Grey’s Peak and how I struggled to climb it

Brooke LakeBefore summiting the first peak of the day, I started to hit an unexpected mental wall. I considered myself to be a strong-willed, able-bodied climber who was capable of summiting Gray’s Peak at 14,278 feet in just under two hours using my climbing experience and know-how to get me up the mountain.That’s just it — I considered myself. Me. I. Not we.Hiking a mountain is a perfect metaphor to describe the importance of community. Anyone with a background in hiking can tell you that it is an activity rooted in team work. From the trailhead, to the summit and back down the success of hiking a Colorado fourteener is inextricably dependent on the unity and ability of ones team at large.

My group was comprised of three experienced climbers, including myself. We decided to have a girls’ day where instead of sitting around eating Thai food and ice cream while watching The Office, we would enjoy the pleasure of waking up at 4 a.m. to drive three-and-a-half hours to reach the trailhead. It is there we would deprive our body of precious oxygen in high altitude under physical exertion, while exposing ourselves to the fickle and sometimes dangerous elements, all in the name of summiting.


One cannot fathom the rationale behind this seeming insanity until you actually partake in its precarious dance.

On the last leg of the ascent I started to feel the lack of oxygen. The patellar tendonitis in my knee was acting up. My back muscles were cramping and a flood of negativity came over me. Needless to say my body was begging for an excuse to stop. The climb itself was in no way exceptionally difficult, but mentally, I was hitting a wall.

I came to a grinding halt as I stared at feet in disbelief — I was unable to walk one more step. I felt defeated, weak and frustrated. I started to think a summit was impossible to achieve.

Very quickly my hiking buddies noticed the anguish starting to set in. Without pause they stopped to encourage me, exclaiming, “We will summit together. You can do this! Let me carry your pack the rest of the way.” Letting go of my pack for the remaining leg also meant letting go of my pride in order to finish strong-as a team.
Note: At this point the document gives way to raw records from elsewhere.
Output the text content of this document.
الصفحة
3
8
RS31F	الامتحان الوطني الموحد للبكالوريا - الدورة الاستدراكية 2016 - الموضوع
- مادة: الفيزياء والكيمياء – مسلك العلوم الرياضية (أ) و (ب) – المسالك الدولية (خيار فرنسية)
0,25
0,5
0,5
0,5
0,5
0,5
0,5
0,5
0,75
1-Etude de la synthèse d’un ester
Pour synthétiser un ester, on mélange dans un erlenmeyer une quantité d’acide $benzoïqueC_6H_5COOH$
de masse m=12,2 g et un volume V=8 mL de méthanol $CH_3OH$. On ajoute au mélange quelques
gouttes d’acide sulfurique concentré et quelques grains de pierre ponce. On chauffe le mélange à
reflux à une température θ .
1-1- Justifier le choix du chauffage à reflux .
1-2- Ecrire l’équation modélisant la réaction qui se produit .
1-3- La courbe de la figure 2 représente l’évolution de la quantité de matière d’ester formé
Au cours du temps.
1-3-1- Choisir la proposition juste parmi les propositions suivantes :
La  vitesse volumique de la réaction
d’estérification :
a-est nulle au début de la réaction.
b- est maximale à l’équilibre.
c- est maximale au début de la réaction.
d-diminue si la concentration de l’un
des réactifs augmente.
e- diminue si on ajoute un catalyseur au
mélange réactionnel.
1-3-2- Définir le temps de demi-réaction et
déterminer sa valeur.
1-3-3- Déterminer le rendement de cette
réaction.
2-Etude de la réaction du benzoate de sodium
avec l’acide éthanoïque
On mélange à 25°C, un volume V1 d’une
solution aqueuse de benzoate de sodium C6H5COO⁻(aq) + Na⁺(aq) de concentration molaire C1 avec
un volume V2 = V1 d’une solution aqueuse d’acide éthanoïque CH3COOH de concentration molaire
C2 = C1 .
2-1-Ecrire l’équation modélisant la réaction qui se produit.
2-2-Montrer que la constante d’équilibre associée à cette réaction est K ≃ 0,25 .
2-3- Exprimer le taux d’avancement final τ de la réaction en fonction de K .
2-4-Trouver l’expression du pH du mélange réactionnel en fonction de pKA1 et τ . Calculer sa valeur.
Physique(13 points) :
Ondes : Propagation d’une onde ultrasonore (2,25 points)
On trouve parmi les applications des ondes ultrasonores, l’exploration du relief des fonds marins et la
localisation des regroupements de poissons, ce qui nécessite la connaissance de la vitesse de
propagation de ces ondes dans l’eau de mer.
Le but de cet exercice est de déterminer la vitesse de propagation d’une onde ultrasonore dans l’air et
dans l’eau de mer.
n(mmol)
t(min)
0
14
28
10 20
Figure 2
Reaching the top of a peak overwhelms hikers with a uniquely powerful sense of triumph. This accomplishment is best shared as a team because whether the struggle of climbing occurred personally or with fellow climbers, the success is enjoyed as a unit.
While I was celebrating and taking rest amongst my friends I couldn’t help but sing the famous Beatles song “With A Little Help From My Friends.” Yes, I even get high with a little help from my friends, I thought, as I looked out the fourteen thousand foot vast expanse that is the Rocky Mountains.

My demeanor and physical aptitude turned around so much that, thanks to my girls, we decided to summit the adjacent peak, Torrey’s, in record time despite bad weather.

While I stood on Torrey’s Peak with rain starting to kiss my face and my friends squeezing me with proud hugs I arrived at a revelation: even when you feel you have hit your physical, emotional or spiritual breaking point, words of encouragement and love can be powerful enough to help you climb even farther and summit another mountain.

Let us build up our brothers and sisters in love; for authentic community is altogether necessary in order to live a life worth living. I was not created to live, struggle, celebrate and mourn in isolation.

I get by with a little help from my friends.